The museum celebrates the city’s resurgent west African culture (with guides on hand to tell their stories, and their family’s stories too: perhaps the most engaging part of any visit to this museum). The International Slavery Museum tracks the journeys of salves from West Africa across the Atlantic, moving through to the further journeys of the African diaspora across the world.
The museum does not shy away from modern-day slavery and people trafficking either, lending it a rare vitality and relevance. The repercussions of enslavement, empire, race and racism are explored through modern events such as the Toxteth riots, which took place just a few miles from the International Slavery Museum. Its location on the Albert Dock is pointed too: Liverpool was a popular mercantile destination and hub for the international salve trade.
History and culture are inventively represented too, in exhibitions ranging from class and culture in cricket to the all-too-present phenomenon of human trafficking. A thoughtful and enlightened response to the city’s darker days.
A big exhibition in 2016, Afro Supa Hero, looked at how black people have been characterised and represented in speculative fiction, including Star Trek’s Lt Uhura, Red Dwarf’s Dave Lister (also a Scouser) and Blake’s 7’s Dayna.
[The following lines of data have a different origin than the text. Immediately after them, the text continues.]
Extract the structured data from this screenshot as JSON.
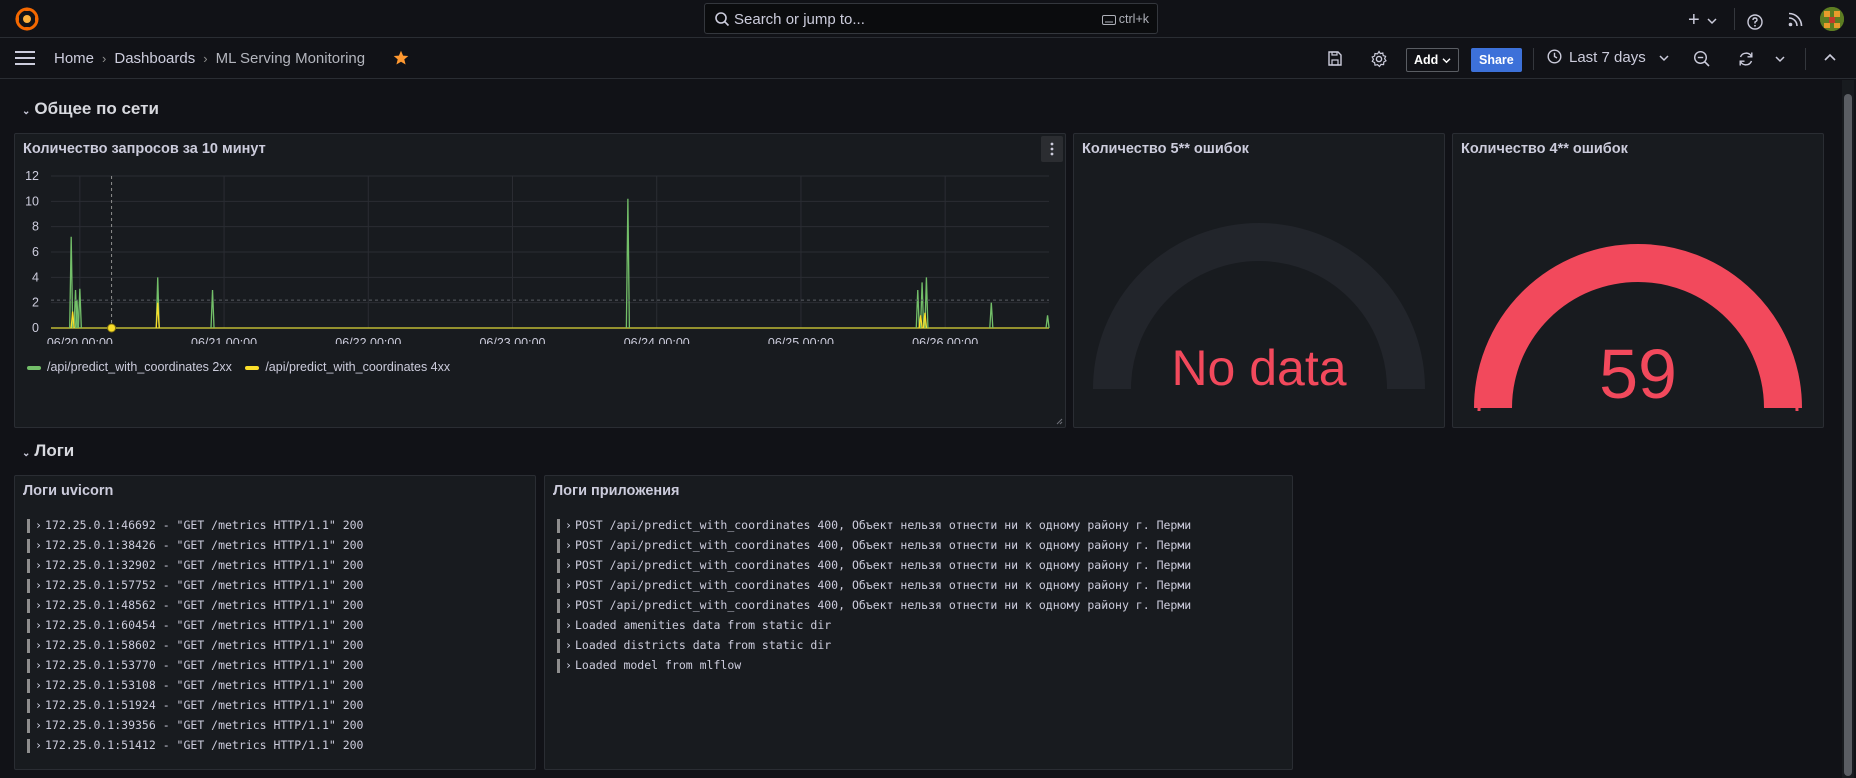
{
  "topbar": {
    "search_placeholder": "Search or jump to...",
    "search_shortcut": "ctrl+k",
    "plus_label": "+"
  },
  "nav": {
    "breadcrumbs": [
      "Home",
      "Dashboards",
      "ML Serving Monitoring"
    ],
    "add_label": "Add",
    "share_label": "Share",
    "time_range": "Last 7 days"
  },
  "rows": [
    {
      "title": "Общее по сети"
    },
    {
      "title": "Логи"
    }
  ],
  "panels": {
    "requests": {
      "title": "Количество запросов за 10 минут"
    },
    "errors5xx": {
      "title": "Количество 5** ошибок",
      "value": "No data"
    },
    "errors4xx": {
      "title": "Количество 4** ошибок",
      "value": "59"
    },
    "uvicorn": {
      "title": "Логи uvicorn",
      "lines": [
        "172.25.0.1:46692 - \"GET /metrics HTTP/1.1\" 200",
        "172.25.0.1:38426 - \"GET /metrics HTTP/1.1\" 200",
        "172.25.0.1:32902 - \"GET /metrics HTTP/1.1\" 200",
        "172.25.0.1:57752 - \"GET /metrics HTTP/1.1\" 200",
        "172.25.0.1:48562 - \"GET /metrics HTTP/1.1\" 200",
        "172.25.0.1:60454 - \"GET /metrics HTTP/1.1\" 200",
        "172.25.0.1:58602 - \"GET /metrics HTTP/1.1\" 200",
        "172.25.0.1:53770 - \"GET /metrics HTTP/1.1\" 200",
        "172.25.0.1:53108 - \"GET /metrics HTTP/1.1\" 200",
        "172.25.0.1:51924 - \"GET /metrics HTTP/1.1\" 200",
        "172.25.0.1:39356 - \"GET /metrics HTTP/1.1\" 200",
        "172.25.0.1:51412 - \"GET /metrics HTTP/1.1\" 200"
      ]
    },
    "app": {
      "title": "Логи приложения",
      "lines": [
        "POST /api/predict_with_coordinates 400, Объект нельзя отнести ни к одному району г. Перми",
        "POST /api/predict_with_coordinates 400, Объект нельзя отнести ни к одному району г. Перми",
        "POST /api/predict_with_coordinates 400, Объект нельзя отнести ни к одному району г. Перми",
        "POST /api/predict_with_coordinates 400, Объект нельзя отнести ни к одному району г. Перми",
        "POST /api/predict_with_coordinates 400, Объект нельзя отнести ни к одному району г. Перми",
        "Loaded amenities data from static dir",
        "Loaded districts data from static dir",
        "Loaded model from mlflow"
      ]
    }
  },
  "colors": {
    "green": "#73bf69",
    "yellow": "#fade2a",
    "red": "#f2495c",
    "blue": "#3d71d9"
  },
  "chart_data": {
    "type": "line",
    "title": "Количество запросов за 10 минут",
    "ylim": [
      0,
      12
    ],
    "y_ticks": [
      "0",
      "2",
      "4",
      "6",
      "8",
      "10",
      "12"
    ],
    "x_ticks": [
      "06/20 00:00",
      "06/21 00:00",
      "06/22 00:00",
      "06/23 00:00",
      "06/24 00:00",
      "06/25 00:00",
      "06/26 00:00"
    ],
    "grid": true,
    "legend_placement": "bottom-left",
    "x_unit_note": "days",
    "xlim": [
      -0.2,
      6.72
    ],
    "series": [
      {
        "name": "/api/predict_with_coordinates 2xx",
        "color": "#73bf69",
        "spikes": [
          [
            -0.06,
            7.2
          ],
          [
            -0.03,
            3.0
          ],
          [
            -0.02,
            2.2
          ],
          [
            0.0,
            3.1
          ],
          [
            0.54,
            4.0
          ],
          [
            0.92,
            3.0
          ],
          [
            3.8,
            10.2
          ],
          [
            5.81,
            3.0
          ],
          [
            5.84,
            3.6
          ],
          [
            5.87,
            4.0
          ],
          [
            6.32,
            2.0
          ],
          [
            6.71,
            1.0
          ]
        ]
      },
      {
        "name": "/api/predict_with_coordinates 4xx",
        "color": "#fade2a",
        "spikes": [
          [
            -0.05,
            1.3
          ],
          [
            0.54,
            2.0
          ],
          [
            5.83,
            1.0
          ],
          [
            5.86,
            1.2
          ]
        ]
      }
    ]
  }
}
Marvel superheroes, real-life role models and Afro-Caribbean icons such as Muhammed Ali and Martin Luther King also featured.
While it’s part of the same building that houses the Maritime Museum, the International Slavery Museum isn’t just an addendum – or token hand-waving. It’s a vital, if sombre, element of Liverpool’s DNA.
Entrance is free. The museum shares a shop, restaurant and cafe with the Maritime Museum.